Kanit reskrim Polsek Bangorejo, IPDA Gatot Kukuh Suryawan, yang mendapatkan informasi tak mau mensia-siakan kesempatan itu, dan membuahkan hasil di pagi buta pelaku pun berhasil dibekuk.

"Lebaran hari ketiga saya dapat info kalau pelaku pulang ke rumah neneknya, dan langsung kami lakukan pengintaian selama tiga hari," ungkap IPDA Gatot.

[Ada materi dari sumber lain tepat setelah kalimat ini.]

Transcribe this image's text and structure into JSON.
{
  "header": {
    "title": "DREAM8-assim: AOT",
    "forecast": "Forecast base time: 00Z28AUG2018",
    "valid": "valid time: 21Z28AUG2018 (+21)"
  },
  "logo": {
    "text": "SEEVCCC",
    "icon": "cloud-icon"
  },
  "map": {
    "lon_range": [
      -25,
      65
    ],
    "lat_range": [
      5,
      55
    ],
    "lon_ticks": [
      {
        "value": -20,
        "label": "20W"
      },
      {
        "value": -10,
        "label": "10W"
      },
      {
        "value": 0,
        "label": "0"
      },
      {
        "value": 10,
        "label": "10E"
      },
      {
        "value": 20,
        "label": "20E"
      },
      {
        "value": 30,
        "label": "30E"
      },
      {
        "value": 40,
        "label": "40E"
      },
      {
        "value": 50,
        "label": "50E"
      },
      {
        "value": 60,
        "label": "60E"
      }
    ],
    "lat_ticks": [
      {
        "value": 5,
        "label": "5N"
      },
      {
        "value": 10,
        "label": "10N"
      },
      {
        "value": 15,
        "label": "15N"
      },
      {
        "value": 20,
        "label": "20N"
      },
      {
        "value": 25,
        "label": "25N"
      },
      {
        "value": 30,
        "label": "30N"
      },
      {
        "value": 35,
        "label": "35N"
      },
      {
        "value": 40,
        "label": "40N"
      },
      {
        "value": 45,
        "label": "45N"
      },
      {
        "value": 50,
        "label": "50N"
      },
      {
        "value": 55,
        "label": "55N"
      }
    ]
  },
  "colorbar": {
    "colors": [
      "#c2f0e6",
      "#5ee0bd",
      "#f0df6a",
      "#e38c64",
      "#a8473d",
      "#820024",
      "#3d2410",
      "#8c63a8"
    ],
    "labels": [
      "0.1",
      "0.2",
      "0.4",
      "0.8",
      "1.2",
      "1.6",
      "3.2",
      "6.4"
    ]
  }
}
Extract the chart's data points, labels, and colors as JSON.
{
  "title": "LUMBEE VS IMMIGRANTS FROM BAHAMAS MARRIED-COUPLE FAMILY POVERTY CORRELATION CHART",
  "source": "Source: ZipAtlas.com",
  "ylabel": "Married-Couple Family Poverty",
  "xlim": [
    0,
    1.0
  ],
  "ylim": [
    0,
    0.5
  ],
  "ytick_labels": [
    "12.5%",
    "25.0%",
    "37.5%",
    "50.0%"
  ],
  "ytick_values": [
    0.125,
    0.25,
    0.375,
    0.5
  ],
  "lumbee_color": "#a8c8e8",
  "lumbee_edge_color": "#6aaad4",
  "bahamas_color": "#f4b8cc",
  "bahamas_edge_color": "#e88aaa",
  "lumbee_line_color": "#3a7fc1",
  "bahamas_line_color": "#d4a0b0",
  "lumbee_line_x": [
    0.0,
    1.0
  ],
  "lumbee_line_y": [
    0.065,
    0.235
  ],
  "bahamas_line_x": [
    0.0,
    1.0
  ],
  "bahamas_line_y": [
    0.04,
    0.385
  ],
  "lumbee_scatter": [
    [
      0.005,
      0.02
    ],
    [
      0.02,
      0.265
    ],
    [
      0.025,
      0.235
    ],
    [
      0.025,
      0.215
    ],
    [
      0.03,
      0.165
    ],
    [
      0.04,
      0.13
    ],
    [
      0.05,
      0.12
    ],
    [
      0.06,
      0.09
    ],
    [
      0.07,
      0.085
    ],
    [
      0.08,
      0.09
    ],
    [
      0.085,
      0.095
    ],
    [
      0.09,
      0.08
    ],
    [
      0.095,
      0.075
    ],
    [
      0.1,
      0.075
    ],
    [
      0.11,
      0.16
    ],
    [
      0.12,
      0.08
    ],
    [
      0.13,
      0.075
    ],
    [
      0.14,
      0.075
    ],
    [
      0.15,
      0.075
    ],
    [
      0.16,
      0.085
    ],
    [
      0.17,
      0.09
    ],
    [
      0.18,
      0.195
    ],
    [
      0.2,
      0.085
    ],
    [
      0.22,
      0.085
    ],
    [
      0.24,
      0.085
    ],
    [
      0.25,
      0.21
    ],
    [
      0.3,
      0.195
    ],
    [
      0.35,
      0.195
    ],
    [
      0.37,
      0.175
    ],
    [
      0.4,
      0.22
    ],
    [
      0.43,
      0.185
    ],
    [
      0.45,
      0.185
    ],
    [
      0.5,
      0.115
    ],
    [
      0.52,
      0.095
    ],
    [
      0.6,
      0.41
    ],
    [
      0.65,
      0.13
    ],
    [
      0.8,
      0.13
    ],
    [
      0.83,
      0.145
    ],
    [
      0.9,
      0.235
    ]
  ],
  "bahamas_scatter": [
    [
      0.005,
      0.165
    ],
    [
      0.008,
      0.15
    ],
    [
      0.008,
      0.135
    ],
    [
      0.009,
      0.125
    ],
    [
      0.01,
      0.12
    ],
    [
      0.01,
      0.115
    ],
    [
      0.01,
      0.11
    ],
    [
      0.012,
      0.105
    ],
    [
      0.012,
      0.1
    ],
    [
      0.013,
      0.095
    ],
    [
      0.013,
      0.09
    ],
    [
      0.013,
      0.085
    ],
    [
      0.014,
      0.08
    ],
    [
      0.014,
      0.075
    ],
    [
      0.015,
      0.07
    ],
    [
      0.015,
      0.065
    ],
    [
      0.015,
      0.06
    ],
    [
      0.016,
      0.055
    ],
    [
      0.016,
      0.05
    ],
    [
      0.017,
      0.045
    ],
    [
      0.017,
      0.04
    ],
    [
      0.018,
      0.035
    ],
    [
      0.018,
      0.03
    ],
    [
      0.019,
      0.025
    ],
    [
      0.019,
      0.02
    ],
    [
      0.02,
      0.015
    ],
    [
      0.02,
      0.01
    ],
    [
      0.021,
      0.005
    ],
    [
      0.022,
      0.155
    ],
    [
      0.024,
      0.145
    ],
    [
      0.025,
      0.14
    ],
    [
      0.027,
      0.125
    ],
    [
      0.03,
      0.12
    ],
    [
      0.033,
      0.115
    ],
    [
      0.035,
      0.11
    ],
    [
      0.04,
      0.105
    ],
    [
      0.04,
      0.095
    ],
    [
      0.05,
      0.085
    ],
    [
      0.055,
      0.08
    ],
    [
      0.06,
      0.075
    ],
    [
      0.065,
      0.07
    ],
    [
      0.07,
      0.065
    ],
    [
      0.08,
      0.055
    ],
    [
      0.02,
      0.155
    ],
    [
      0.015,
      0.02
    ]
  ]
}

"Kemarin (Rabu, red) saya intai mulai Mahgrib, akhirnya Kamis subuh pelaku berhasil kita amankan," imbuhnya.

Dalam aksinya, pelaku melalui aplikasi WhatsApp, mengiming-iming akan memberikan sejumlah uang kepada korban, bila korban mau datang ke rumah pelaku.

Sesampainya dirumah pelaku, korban ditarik ke dalam kamar, dilucuti semua pakaian korban dan dipaksa untuk melayani nafsu bejatnya.

Puas menggagahi korban, kemudian pelaku menyuruh korban mengenakan pakaiannya dan menyuruh korban pulang, namun uang yang dijanjikan tak pernah diberikan.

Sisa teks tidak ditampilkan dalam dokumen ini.